Reliant’s commercial presence is focused solely on the cardiovascular market, offering two drugs for hypertension (InnoPran XL, a controlled release formulation of propranolol, and DynaCirc CR, a controlled-release formulation of isradipine) and Rythmol SR (propafenone), which is used to treat abnormal heart rhythms. These compounds, although important, will play a back seat to the value provided by Lovaza, which offers GSK a niche opportunity to expand its presence in the lucrative non-statin dyslipidemia segment: a market worth in excess of $2 billion.
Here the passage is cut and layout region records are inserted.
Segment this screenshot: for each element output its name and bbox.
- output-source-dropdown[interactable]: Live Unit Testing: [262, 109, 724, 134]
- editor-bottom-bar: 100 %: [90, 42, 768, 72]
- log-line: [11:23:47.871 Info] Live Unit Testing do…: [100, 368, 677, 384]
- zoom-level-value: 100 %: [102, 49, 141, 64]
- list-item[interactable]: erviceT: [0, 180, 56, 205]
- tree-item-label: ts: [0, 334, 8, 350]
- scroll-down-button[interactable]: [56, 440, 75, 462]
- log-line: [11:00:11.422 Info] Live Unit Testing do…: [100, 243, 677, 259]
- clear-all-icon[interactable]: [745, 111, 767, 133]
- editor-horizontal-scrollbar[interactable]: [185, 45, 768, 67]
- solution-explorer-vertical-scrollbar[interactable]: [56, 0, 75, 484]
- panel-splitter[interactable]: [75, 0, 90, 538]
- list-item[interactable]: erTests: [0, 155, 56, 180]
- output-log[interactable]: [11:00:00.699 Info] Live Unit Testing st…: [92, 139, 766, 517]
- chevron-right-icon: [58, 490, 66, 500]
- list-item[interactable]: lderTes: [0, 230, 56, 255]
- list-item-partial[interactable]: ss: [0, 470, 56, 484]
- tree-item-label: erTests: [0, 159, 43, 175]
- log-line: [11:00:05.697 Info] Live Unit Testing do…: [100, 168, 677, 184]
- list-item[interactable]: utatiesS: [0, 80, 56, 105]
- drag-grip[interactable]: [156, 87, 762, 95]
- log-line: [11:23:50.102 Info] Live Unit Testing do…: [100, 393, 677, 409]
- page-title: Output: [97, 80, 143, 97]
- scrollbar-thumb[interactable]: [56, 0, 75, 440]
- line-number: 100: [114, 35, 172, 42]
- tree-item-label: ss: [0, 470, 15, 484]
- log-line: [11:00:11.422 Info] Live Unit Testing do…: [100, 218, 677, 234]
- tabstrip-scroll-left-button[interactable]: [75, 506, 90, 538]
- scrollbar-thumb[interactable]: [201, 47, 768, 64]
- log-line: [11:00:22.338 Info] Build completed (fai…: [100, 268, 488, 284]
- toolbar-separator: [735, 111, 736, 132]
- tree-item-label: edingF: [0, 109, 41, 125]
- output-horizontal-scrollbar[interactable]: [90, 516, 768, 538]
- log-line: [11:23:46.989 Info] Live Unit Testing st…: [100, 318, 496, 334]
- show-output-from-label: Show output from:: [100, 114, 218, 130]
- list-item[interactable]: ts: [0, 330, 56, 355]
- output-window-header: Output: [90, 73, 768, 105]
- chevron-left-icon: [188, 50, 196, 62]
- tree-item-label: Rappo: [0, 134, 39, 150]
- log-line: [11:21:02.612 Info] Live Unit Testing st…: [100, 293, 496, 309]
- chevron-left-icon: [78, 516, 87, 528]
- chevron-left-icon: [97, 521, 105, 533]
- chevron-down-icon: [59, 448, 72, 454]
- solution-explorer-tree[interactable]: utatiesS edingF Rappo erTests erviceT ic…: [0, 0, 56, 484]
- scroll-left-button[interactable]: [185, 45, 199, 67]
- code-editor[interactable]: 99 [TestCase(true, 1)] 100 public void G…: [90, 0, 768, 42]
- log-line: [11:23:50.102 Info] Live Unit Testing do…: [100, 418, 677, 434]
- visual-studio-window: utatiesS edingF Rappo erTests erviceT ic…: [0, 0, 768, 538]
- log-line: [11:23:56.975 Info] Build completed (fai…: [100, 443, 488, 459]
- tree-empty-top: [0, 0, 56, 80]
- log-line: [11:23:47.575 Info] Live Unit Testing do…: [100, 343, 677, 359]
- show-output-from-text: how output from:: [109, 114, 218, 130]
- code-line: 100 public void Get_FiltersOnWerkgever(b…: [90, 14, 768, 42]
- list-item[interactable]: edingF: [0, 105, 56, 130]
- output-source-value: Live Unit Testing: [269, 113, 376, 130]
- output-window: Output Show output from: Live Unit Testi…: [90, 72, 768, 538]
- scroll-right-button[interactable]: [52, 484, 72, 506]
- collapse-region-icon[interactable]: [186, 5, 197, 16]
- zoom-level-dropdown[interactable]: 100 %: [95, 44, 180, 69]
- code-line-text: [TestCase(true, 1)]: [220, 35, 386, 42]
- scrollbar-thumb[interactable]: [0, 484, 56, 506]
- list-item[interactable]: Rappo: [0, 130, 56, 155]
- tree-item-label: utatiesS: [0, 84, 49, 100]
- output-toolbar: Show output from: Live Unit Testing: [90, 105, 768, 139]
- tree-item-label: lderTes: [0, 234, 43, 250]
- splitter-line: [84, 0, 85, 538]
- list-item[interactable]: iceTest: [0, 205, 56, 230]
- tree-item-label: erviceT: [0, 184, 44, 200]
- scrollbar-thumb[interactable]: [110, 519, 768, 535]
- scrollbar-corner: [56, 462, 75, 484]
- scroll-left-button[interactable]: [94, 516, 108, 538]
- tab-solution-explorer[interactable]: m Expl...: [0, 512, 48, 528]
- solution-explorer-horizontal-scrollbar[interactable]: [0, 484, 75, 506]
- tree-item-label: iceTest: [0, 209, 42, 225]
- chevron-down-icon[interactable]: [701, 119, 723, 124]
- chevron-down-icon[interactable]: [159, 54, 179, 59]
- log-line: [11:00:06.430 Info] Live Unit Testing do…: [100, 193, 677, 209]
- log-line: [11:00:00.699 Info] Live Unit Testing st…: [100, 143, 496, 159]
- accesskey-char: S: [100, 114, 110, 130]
Given the strength of its current position, Reliant was looking at an IPO at the time GSK stepped in with the takeover bid. The offer from GSK has therefore proved a timely one in the corporate evolution of the privately-owned player.

Strategically, the acquisition will help GSK plug the gap created by the decline of Avandia (rosiglitazone), its type 2 diabetes therapy which has become the subject of significant safety concerns. A recent FDA review led to the addition of a warning about the potential risk of heart attack to Avandia’s label, with the request that GSK conduct a new long-term study to compare the drug’s cardiovascular risk to other oral type 2 diabetes drugs.

The sharp decline highlighted by GSK’s recent Q3 results, which showed Avandia sales fell 38% to $415 million for the quarter, will continue on the back of this label change. Given this growing problem, GSK has turned its attention to a potentially lucrative piece of M&A.